UNITED NATIONS - International donors Tuesday pledged $3.8 billion at a UN-backed conference held in Kuwait to help millions of children, women and men affected by the devastating conflict in Syria, now in its fifth year.
“Today, the international community has come together in solidarity with the people of Syria and neighbouring countries bearing the heavy burden of hosting millions of Syrian refugees,” UN Secretary-General Ban Ki-moon, who chaired the gathering, to a press briefing after the pledges were announced. “We have sought to send a message of relief to the millions of Syrians who have been affected by this terrible crisis.” The Third International Humanitarian Pledging Conference, mobilized donor support to meet the needs set out in the 2015 Syria Response Plan and the Regional Refugee and Resilience Plan (3RP) 2015-2016.
The pledges come as the situation in Syria continues its downwards spiral. Some 12.2 million people, including 5.6 million children, now need humanitarian assistance. By conservative estimates, more than 220,000 Syrians have died in the conflict, but that number is likely much higher. Four out of five Syrians live in poverty and the country has lost nearly four decades of human development, with unemployment at over 50 per cent. Life expectancy has been cut by 20 years.
“People have experienced breathtaking levels of violence and savagery in Syria,” Valerie Amos, Under-Secretary-General for Humanitarian Affairs and UN Emergency Relief Coordinator (OCHA),said  as she addressed the press. “While we cannot bring peace, this funding will help humanitarian organizations deliver life-saving food, water, shelter, health services and other relief to millions of people in urgent need.”
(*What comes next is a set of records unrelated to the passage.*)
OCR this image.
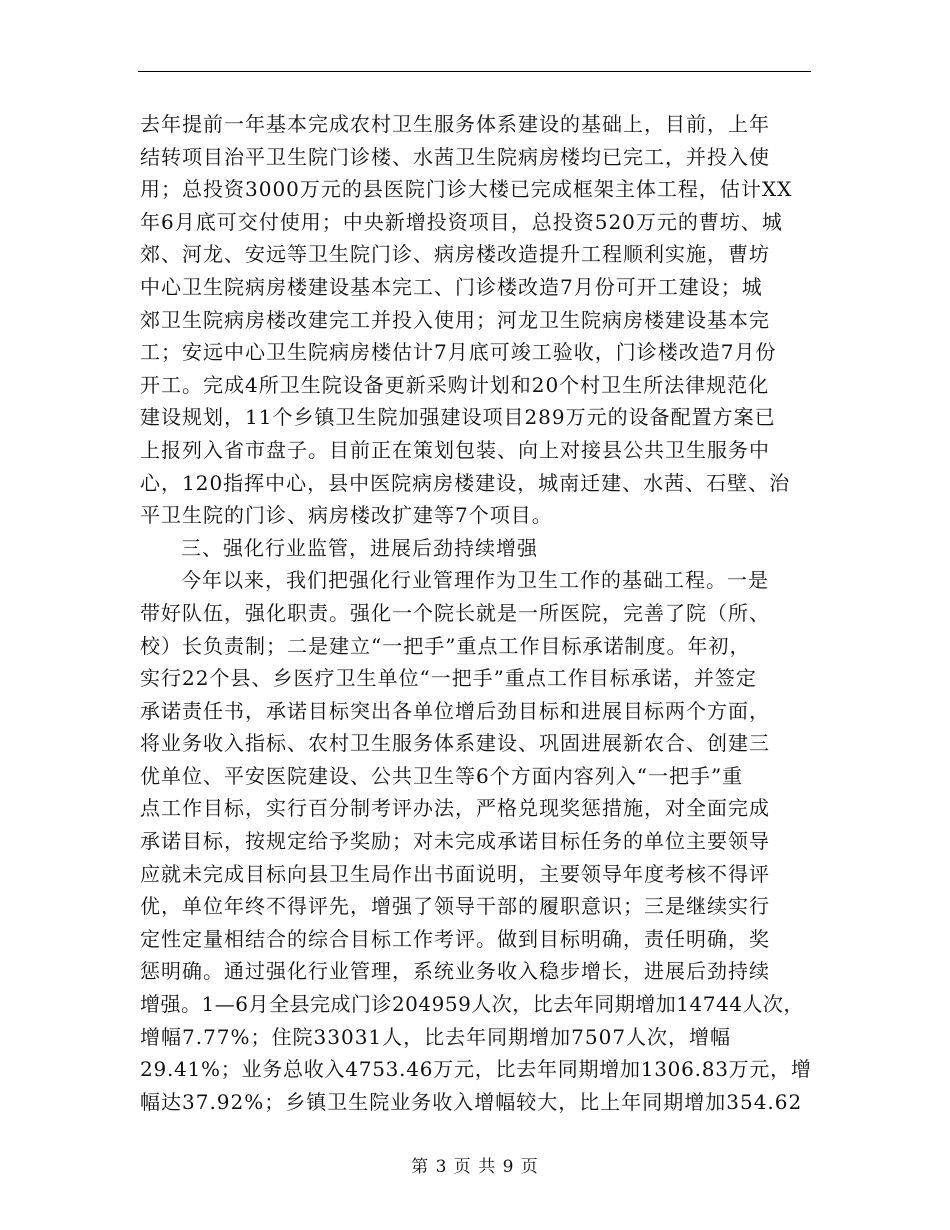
去年提前一年基本完成农村卫生服务体系建设的基础上，目前，上年
结转项目治平卫生院门诊楼、水茜卫生院病房楼均已完工，并投入使
用；总投资3000万元的县医院门诊大楼已完成框架主体工程，估计XX
年6月底可交付使用；中央新增投资项目，总投资520万元的曹坊、城
郊、河龙、安远等卫生院门诊、病房楼改造提升工程顺利实施，曹坊
中心卫生院病房楼建设基本完工、门诊楼改造7月份可开工建设；城
郊卫生院病房楼改建完工并投入使用；河龙卫生院病房楼建设基本完
工；安远中心卫生院病房楼估计7月底可竣工验收，门诊楼改造7月份
开工。完成4所卫生院设备更新采购计划和20个村卫生所法律规范化
建设规划，11个乡镇卫生院加强建设项目289万元的设备配置方案已
上报列入省市盘子。目前正在策划包装、向上对接县公共卫生服务中
心，120指挥中心，县中医院病房楼建设，城南迁建、水茜、石壁、治
平卫生院的门诊、病房楼改扩建等7个项目。
三、强化行业监管，进展后劲持续增强
今年以来，我们把强化行业管理作为卫生工作的基础工程。一是
带好队伍，强化职责。强化一个院长就是一所医院，完善了院（所、
校）长负责制；二是建立“一把手”重点工作目标承诺制度。年初，
实行22个县、乡医疗卫生单位“一把手”重点工作目标承诺，并签定
承诺责任书，承诺目标突出各单位增后劲目标和进展目标两个方面，
将业务收入指标、农村卫生服务体系建设、巩固进展新农合、创建三
优单位、平安医院建设、公共卫生等6个方面内容列入“一把手”重
点工作目标，实行百分制考评办法，严格兑现奖惩措施，对全面完成
承诺目标，按规定给予奖励；对未完成承诺目标任务的单位主要领导
应就未完成目标向县卫生局作出书面说明，主要领导年度考核不得评
优，单位年终不得评先，增强了领导干部的履职意识；三是继续实行
定性定量相结合的综合目标工作考评。做到目标明确，责任明确，奖
惩明确。通过强化行业管理，系统业务收入稳步增长，进展后劲持续
增强。1—6月全县完成门诊204959人次，比去年同期增加14744人次，
增幅7.77%；住院33031人，比去年同期增加7507人次，增幅
29.41%；业务总收入4753.46万元，比去年同期增加1306.83万元，增
幅达37.92%；乡镇卫生院业务收入增幅较大，比上年同期增加354.62
第 3 页 共 9 页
Many of the 3.9 million refugees now hosted in countries neighbouring Syria face a daily struggle for survival, their savings long depleted. More than a third live in sub-standard shelter, hunkering down in garages, crowded rooms, or makeshift settlements. Some 600,000 refugees are out of school, 2.4 million are in need of food aid, and 1.4 million very vulnerable people need cash assistance to meet their most basic needs. Meanwhile, the economies, societies and infrastructure of the host countries are buckling under the strain of hosting so many refugees.
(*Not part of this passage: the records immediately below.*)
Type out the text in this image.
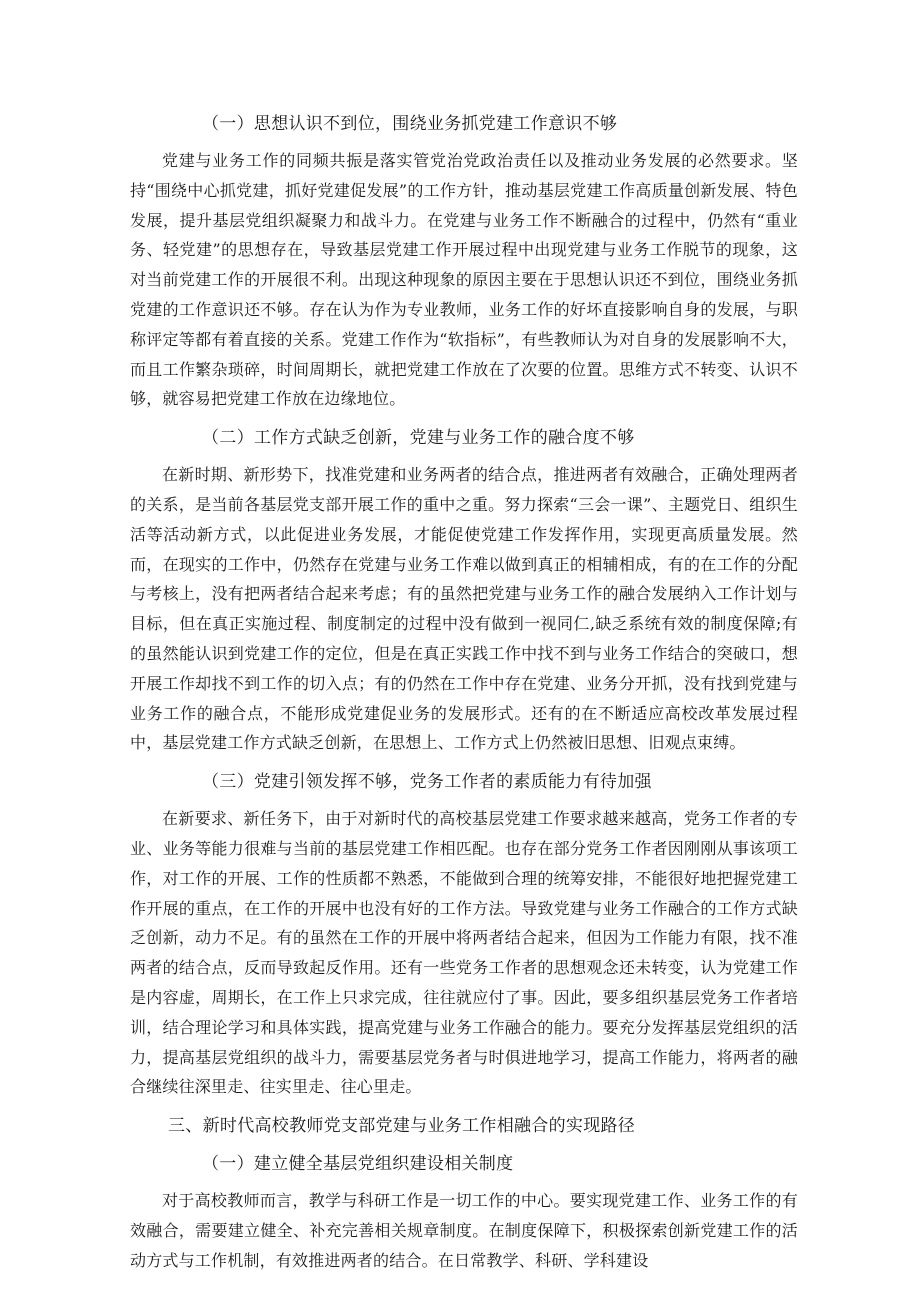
（一）思想认识不到位，围绕业务抓党建工作意识不够

党建与业务工作的同频共振是落实管党治党政治责任以及推动业务发展的必然要求。坚持“围绕中心抓党建，抓好党建促发展”的工作方针，推动基层党建工作高质量创新发展、特色发展，提升基层党组织凝聚力和战斗力。在党建与业务工作不断融合的过程中，仍然有“重业务、轻党建”的思想存在，导致基层党建工作开展过程中出现党建与业务工作脱节的现象，这对当前党建工作的开展很不利。出现这种现象的原因主要在于思想认识还不到位，围绕业务抓党建的工作意识还不够。存在认为作为专业教师，业务工作的好坏直接影响自身的发展，与职称评定等都有着直接的关系。党建工作作为“软指标”，有些教师认为对自身的发展影响不大，而且工作繁杂琐碎，时间周期长，就把党建工作放在了次要的位置。思维方式不转变、认识不够，就容易把党建工作放在边缘地位。

（二）工作方式缺乏创新，党建与业务工作的融合度不够

在新时期、新形势下，找准党建和业务两者的结合点，推进两者有效融合，正确处理两者的关系，是当前各基层党支部开展工作的重中之重。努力探索“三会一课”、主题党日、组织生活等活动新方式，以此促进业务发展，才能促使党建工作发挥作用，实现更高质量发展。然而，在现实的工作中，仍然存在党建与业务工作难以做到真正的相辅相成，有的在工作的分配与考核上，没有把两者结合起来考虑；有的虽然把党建与业务工作的融合发展纳入工作计划与目标，但在真正实施过程、制度制定的过程中没有做到一视同仁,缺乏系统有效的制度保障;有的虽然能认识到党建工作的定位，但是在真正实践工作中找不到与业务工作结合的突破口，想开展工作却找不到工作的切入点；有的仍然在工作中存在党建、业务分开抓，没有找到党建与业务工作的融合点，不能形成党建促业务的发展形式。还有的在不断适应高校改革发展过程中，基层党建工作方式缺乏创新，在思想上、工作方式上仍然被旧思想、旧观点束缚。

（三）党建引领发挥不够，党务工作者的素质能力有待加强

在新要求、新任务下，由于对新时代的高校基层党建工作要求越来越高，党务工作者的专业、业务等能力很难与当前的基层党建工作相匹配。也存在部分党务工作者因刚刚从事该项工作，对工作的开展、工作的性质都不熟悉，不能做到合理的统筹安排，不能很好地把握党建工作开展的重点，在工作的开展中也没有好的工作方法。导致党建与业务工作融合的工作方式缺乏创新，动力不足。有的虽然在工作的开展中将两者结合起来，但因为工作能力有限，找不准两者的结合点，反而导致起反作用。还有一些党务工作者的思想观念还未转变，认为党建工作是内容虚，周期长，在工作上只求完成，往往就应付了事。因此，要多组织基层党务工作者培训，结合理论学习和具体实践，提高党建与业务工作融合的能力。要充分发挥基层党组织的活力，提高基层党组织的战斗力，需要基层党务者与时俱进地学习，提高工作能力，将两者的融合继续往深里走、往实里走、往心里走。

三、新时代高校教师党支部党建与业务工作相融合的实现路径

（一）建立健全基层党组织建设相关制度

对于高校教师而言，教学与科研工作是一切工作的中心。要实现党建工作、业务工作的有效融合，需要建立健全、补充完善相关规章制度。在制度保障下，积极探索创新党建工作的活动方式与工作机制，有效推进两者的结合。在日常教学、科研、学科建设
Meanwhile, Islamic State fighters killed at least 37 people in a Syrian village near the city of Hama overnight, a group monitoring the war said, part of a pattern of attacks by the ultra-radical force in government-held areas of western Syria.
Syrian state television put the number killed at 44 and said 21 others had been wounded in the attack on Mabouja, a 60-km (40 mile) drive east of Hama. A Syrian military source said the army had repelled the assault on Tuesday.
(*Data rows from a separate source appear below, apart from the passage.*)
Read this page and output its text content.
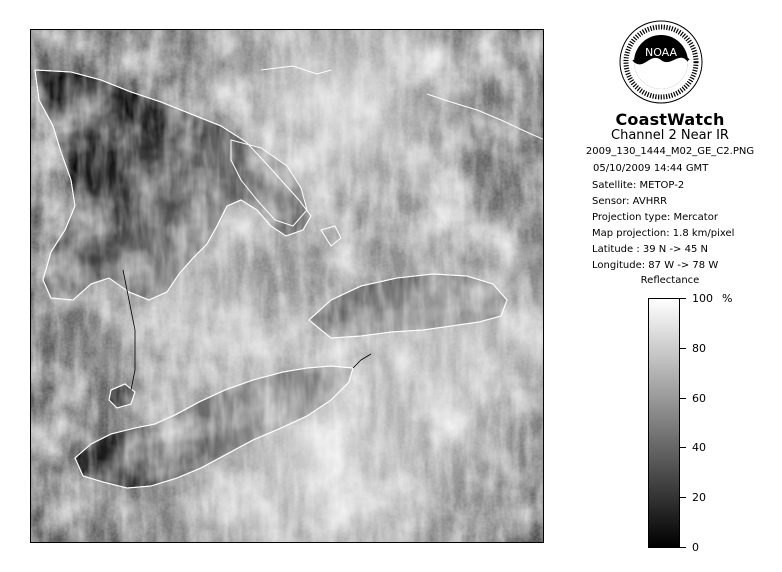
NOAA
CoastWatch
Channel 2 Near IR
2009_130_1444_M02_GE_C2.PNG
05/10/2009 14:44 GMT
Satellite: METOP-2
Sensor: AVHRR
Projection type: Mercator
Map projection: 1.8 km/pixel
Latitude : 39 N -> 45 N
Longitude: 87 W -> 78 W
Reflectance
%
100
80
60
40
20
0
The Syrian Observatory for Human Rights, which uses a network of contacts to monitor the four-year-old civil war, said Islamic State fighters had killed entire families and the dead included people who had been burnt to death.
The population includes Alawites and Ismailis - sects deemed heretical by the puritanical Islam espoused by Islamic State, said Rami Abdulrahman, who runs the Observatory.
Alawites, Ismailis and Sunni residents were among the dead, he said.
The area is some 200 km from Raqqa - the de facto capital of the Islamic State's self-declared caliphate that spans territory in both Syria and Iraq. It is part of the western region where Syrian President Bashar al-Assad has sought to shore up his control.
Assad, an Alawite, enjoys backing among many members of Syrian minority communities who fear hardliners.
Islamic State fighters have mounted numerous attacks in government-held areas in the provinces of Hama and Homs in recent weeks, even as it has lost ground in the north and northeast under pressure from a Kurdish militia backed by US-led air strikes.
The military source said: "Daesh tried to attack the village, and this attack was repelled, and a large number of Daesh terrorists were killed. And now the Syrian army is imposing its control over the village."
Daesh is an Arabic name for Islamic State.
"Daesh is making a lot of attempts (to advance) east of Hama. It is trying a lot in that area, particularly after its loss in Shaar field," he said, referring to a gas field in Homs province reclaimed by the government in recent months.
Islamic State has been moving westwards across Syria and fighters say they plan to take Salamiya, a town east of Hama city before taking control of the provincial capital itself.